For 20 years, the portly, white-haired Lasorda sat in his office, walls covered with celebrity photos, and filled out the lineup card for the Dodgers. Meanwhile, for all the other teams in the bigs, more than 210 men passed through the major league managing turnstile. Since Lasorda stepped down in 1996, the Dodgers have gone through three field leaders and are now looking for their fourth. He may have seemed unstable while he was out there throwing tantrums and cursing to high heaven, but he was always there the next day, ready to talk.
His secret? "A patient owner. Understanding general managers. Good players. Not necessarily in that order," he's said. That little formula puts Lasorda fourth on the longest-managed list. He's only topped by his predecessor Walter Alston (23 seasons), Connie Mack (the Philadelphia A's, a whopping 50 seasons) and John McGraw (31 seasons with the New York Giants). But McGraw and Mack were also the team owners -- a little difficult to fire. Also since Lasorda traded in his spikes, the O'Malley family, who had owned the Dodgers for his entire career with the team, sold the whole shebang to Rupert Murdoch's Fox Corp. in 1998, taking away a certain old-school charm that fewer and fewer clubs can claim anymore.
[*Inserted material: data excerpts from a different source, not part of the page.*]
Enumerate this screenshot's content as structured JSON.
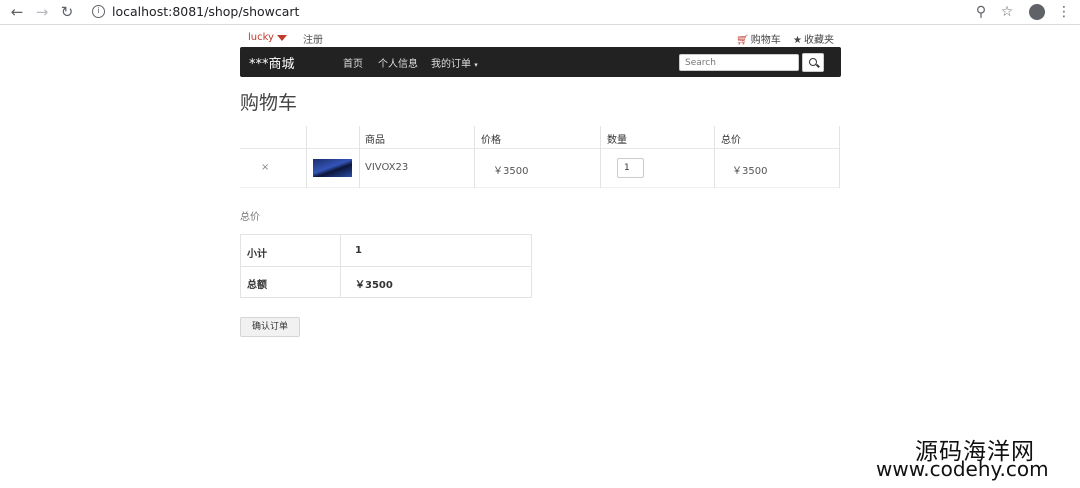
{
  "browser": {
    "url": "localhost:8081/shop/showcart"
  },
  "topbar": {
    "username": "lucky",
    "register": "注册",
    "cart": "购物车",
    "favorites": "收藏夹"
  },
  "navbar": {
    "brand": "***商城",
    "links": [
      "首页",
      "个人信息",
      "我的订单"
    ],
    "search_placeholder": "Search"
  },
  "page_title": "购物车",
  "cart_table": {
    "headers": [
      "商品",
      "价格",
      "数量",
      "总价"
    ],
    "rows": [
      {
        "remove": "×",
        "name": "VIVOX23",
        "price": "￥3500",
        "quantity": "1",
        "total": "￥3500"
      }
    ]
  },
  "totals": {
    "heading": "总价",
    "rows": [
      {
        "label": "小计",
        "value": "1"
      },
      {
        "label": "总额",
        "value": "￥3500"
      }
    ]
  },
  "confirm_button": "确认订单",
  "watermark": {
    "line1": "源码海洋网",
    "line2": "www.codehy.com"
  },
  "colors": {
    "navbar_bg": "#222222",
    "accent_red": "#c0392b"
  }
}
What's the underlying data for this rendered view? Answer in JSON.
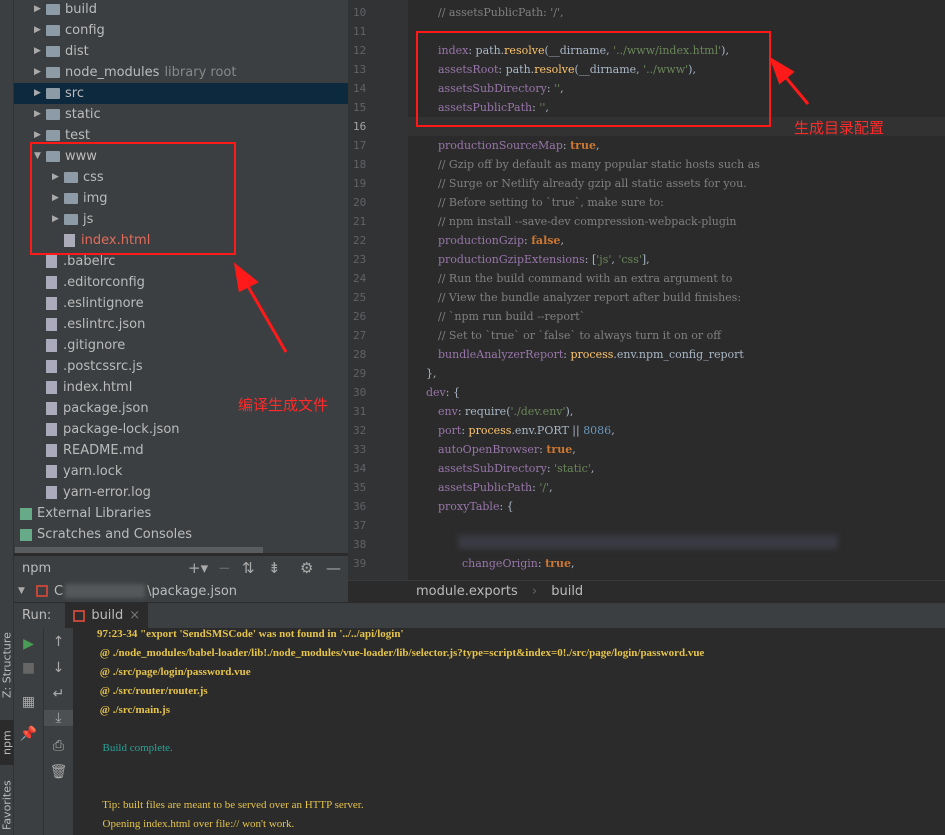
{
  "left_strip": {
    "tabs": [
      "Z: Structure",
      "npm",
      "Favorites"
    ]
  },
  "project_tree": {
    "items": [
      {
        "label": "build",
        "type": "folder",
        "depth": 0,
        "expanded": false
      },
      {
        "label": "config",
        "type": "folder",
        "depth": 0,
        "expanded": false
      },
      {
        "label": "dist",
        "type": "folder",
        "depth": 0,
        "expanded": false
      },
      {
        "label": "node_modules",
        "type": "folder",
        "depth": 0,
        "expanded": false,
        "hint": "library root"
      },
      {
        "label": "src",
        "type": "folder",
        "depth": 0,
        "expanded": false,
        "selected": true
      },
      {
        "label": "static",
        "type": "folder",
        "depth": 0,
        "expanded": false
      },
      {
        "label": "test",
        "type": "folder",
        "depth": 0,
        "expanded": false
      },
      {
        "label": "www",
        "type": "folder",
        "depth": 0,
        "expanded": true
      },
      {
        "label": "css",
        "type": "folder",
        "depth": 1,
        "expanded": false
      },
      {
        "label": "img",
        "type": "folder",
        "depth": 1,
        "expanded": false
      },
      {
        "label": "js",
        "type": "folder",
        "depth": 1,
        "expanded": false
      },
      {
        "label": "index.html",
        "type": "file",
        "depth": 1,
        "color": "#e06c5c"
      },
      {
        "label": ".babelrc",
        "type": "file",
        "depth": 0
      },
      {
        "label": ".editorconfig",
        "type": "file",
        "depth": 0
      },
      {
        "label": ".eslintignore",
        "type": "file",
        "depth": 0
      },
      {
        "label": ".eslintrc.json",
        "type": "file",
        "depth": 0
      },
      {
        "label": ".gitignore",
        "type": "file",
        "depth": 0
      },
      {
        "label": ".postcssrc.js",
        "type": "file",
        "depth": 0
      },
      {
        "label": "index.html",
        "type": "file",
        "depth": 0
      },
      {
        "label": "package.json",
        "type": "file",
        "depth": 0
      },
      {
        "label": "package-lock.json",
        "type": "file",
        "depth": 0
      },
      {
        "label": "README.md",
        "type": "file",
        "depth": 0
      },
      {
        "label": "yarn.lock",
        "type": "file",
        "depth": 0
      },
      {
        "label": "yarn-error.log",
        "type": "file",
        "depth": 0
      },
      {
        "label": "External Libraries",
        "type": "lib",
        "depth": -1
      },
      {
        "label": "Scratches and Consoles",
        "type": "lib",
        "depth": -1
      }
    ]
  },
  "npm_panel": {
    "title": "npm",
    "package_label_prefix": "C",
    "package_label_suffix": "\\package.json"
  },
  "editor": {
    "first_line": 10,
    "current_line": 16,
    "lines": [
      [
        [
          "// assetsPublicPath: '/',",
          "c"
        ]
      ],
      [],
      [
        [
          "index",
          "k"
        ],
        [
          ": path.",
          "w"
        ],
        [
          "resolve",
          "f"
        ],
        [
          "(__dirname, ",
          "w"
        ],
        [
          "'../www/index.html'",
          "s"
        ],
        [
          "),",
          "w"
        ]
      ],
      [
        [
          "assetsRoot",
          "k"
        ],
        [
          ": path.",
          "w"
        ],
        [
          "resolve",
          "f"
        ],
        [
          "(__dirname, ",
          "w"
        ],
        [
          "'../www'",
          "s"
        ],
        [
          "),",
          "w"
        ]
      ],
      [
        [
          "assetsSubDirectory",
          "k"
        ],
        [
          ": ",
          "w"
        ],
        [
          "''",
          "s"
        ],
        [
          ",",
          "w"
        ]
      ],
      [
        [
          "assetsPublicPath",
          "k"
        ],
        [
          ": ",
          "w"
        ],
        [
          "''",
          "s"
        ],
        [
          ",",
          "w"
        ]
      ],
      [],
      [
        [
          "productionSourceMap",
          "k"
        ],
        [
          ": ",
          "w"
        ],
        [
          "true",
          "b"
        ],
        [
          ",",
          "w"
        ]
      ],
      [
        [
          "// Gzip off by default as many popular static hosts such as",
          "c"
        ]
      ],
      [
        [
          "// Surge or Netlify already gzip all static assets for you.",
          "c"
        ]
      ],
      [
        [
          "// Before setting to `true`, make sure to:",
          "c"
        ]
      ],
      [
        [
          "// npm install --save-dev compression-webpack-plugin",
          "c"
        ]
      ],
      [
        [
          "productionGzip",
          "k"
        ],
        [
          ": ",
          "w"
        ],
        [
          "false",
          "b"
        ],
        [
          ",",
          "w"
        ]
      ],
      [
        [
          "productionGzipExtensions",
          "k"
        ],
        [
          ": [",
          "w"
        ],
        [
          "'js'",
          "s"
        ],
        [
          ", ",
          "w"
        ],
        [
          "'css'",
          "s"
        ],
        [
          "],",
          "w"
        ]
      ],
      [
        [
          "// Run the build command with an extra argument to",
          "c"
        ]
      ],
      [
        [
          "// View the bundle analyzer report after build finishes:",
          "c"
        ]
      ],
      [
        [
          "// `npm run build --report`",
          "c"
        ]
      ],
      [
        [
          "// Set to `true` or `false` to always turn it on or off",
          "c"
        ]
      ],
      [
        [
          "bundleAnalyzerReport",
          "k"
        ],
        [
          ": ",
          "w"
        ],
        [
          "process",
          "f"
        ],
        [
          ".env.npm_config_report",
          "w"
        ]
      ],
      [
        [
          "},",
          "w"
        ]
      ],
      [
        [
          "dev",
          "k"
        ],
        [
          ": {",
          "w"
        ]
      ],
      [
        [
          "env",
          "k"
        ],
        [
          ": require(",
          "w"
        ],
        [
          "'./dev.env'",
          "s"
        ],
        [
          "),",
          "w"
        ]
      ],
      [
        [
          "port",
          "k"
        ],
        [
          ": ",
          "w"
        ],
        [
          "process",
          "f"
        ],
        [
          ".env.PORT || ",
          "w"
        ],
        [
          "8086",
          "n"
        ],
        [
          ",",
          "w"
        ]
      ],
      [
        [
          "autoOpenBrowser",
          "k"
        ],
        [
          ": ",
          "w"
        ],
        [
          "true",
          "b"
        ],
        [
          ",",
          "w"
        ]
      ],
      [
        [
          "assetsSubDirectory",
          "k"
        ],
        [
          ": ",
          "w"
        ],
        [
          "'static'",
          "s"
        ],
        [
          ",",
          "w"
        ]
      ],
      [
        [
          "assetsPublicPath",
          "k"
        ],
        [
          ": ",
          "w"
        ],
        [
          "'/'",
          "s"
        ],
        [
          ",",
          "w"
        ]
      ],
      [
        [
          "proxyTable",
          "k"
        ],
        [
          ": {",
          "w"
        ]
      ],
      [],
      [],
      [
        [
          "changeOrigin",
          "k"
        ],
        [
          ": ",
          "w"
        ],
        [
          "true",
          "b"
        ],
        [
          ",",
          "w"
        ]
      ]
    ]
  },
  "breadcrumb": [
    "module.exports",
    "build"
  ],
  "run_panel": {
    "label": "Run:",
    "tab": "build",
    "output": [
      {
        "text": "97:23-34 \"export 'SendSMSCode' was not found in '../../api/login'",
        "style": "warn"
      },
      {
        "text": " @ ./node_modules/babel-loader/lib!./node_modules/vue-loader/lib/selector.js?type=script&index=0!./src/page/login/password.vue",
        "style": "warn"
      },
      {
        "text": " @ ./src/page/login/password.vue",
        "style": "warn"
      },
      {
        "text": " @ ./src/router/router.js",
        "style": "warn"
      },
      {
        "text": " @ ./src/main.js",
        "style": "warn"
      },
      {
        "text": "",
        "style": "warn"
      },
      {
        "text": "  Build complete.",
        "style": "ok"
      },
      {
        "text": "",
        "style": "warn"
      },
      {
        "text": "",
        "style": "warn"
      },
      {
        "text": "  Tip: built files are meant to be served over an HTTP server.",
        "style": "tip"
      },
      {
        "text": "  Opening index.html over file:// won't work.",
        "style": "tip"
      }
    ]
  },
  "annotations": {
    "config_note": "生成目录配置",
    "output_note": "编译生成文件",
    "color": "#ff1a1a"
  }
}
So what's next for Lasorda? He's got himself a pretty sweet deal right now: helping scout and train, assisting players and coaches, and going out and talking up baseball and the Dodgers to whomever will listen. Although, from the sound of it, you can hear the manager in him itching to breathe free. As the U.S. team prepared for its gold-medal game, Lasorda got so charged by his team that he seemed to have the old managerial thinking cap back on. "If you don't love this team, then you don't like Christmas," he shouted. "If you gave me this club right here with me managing, in two years we'd win the World Series!"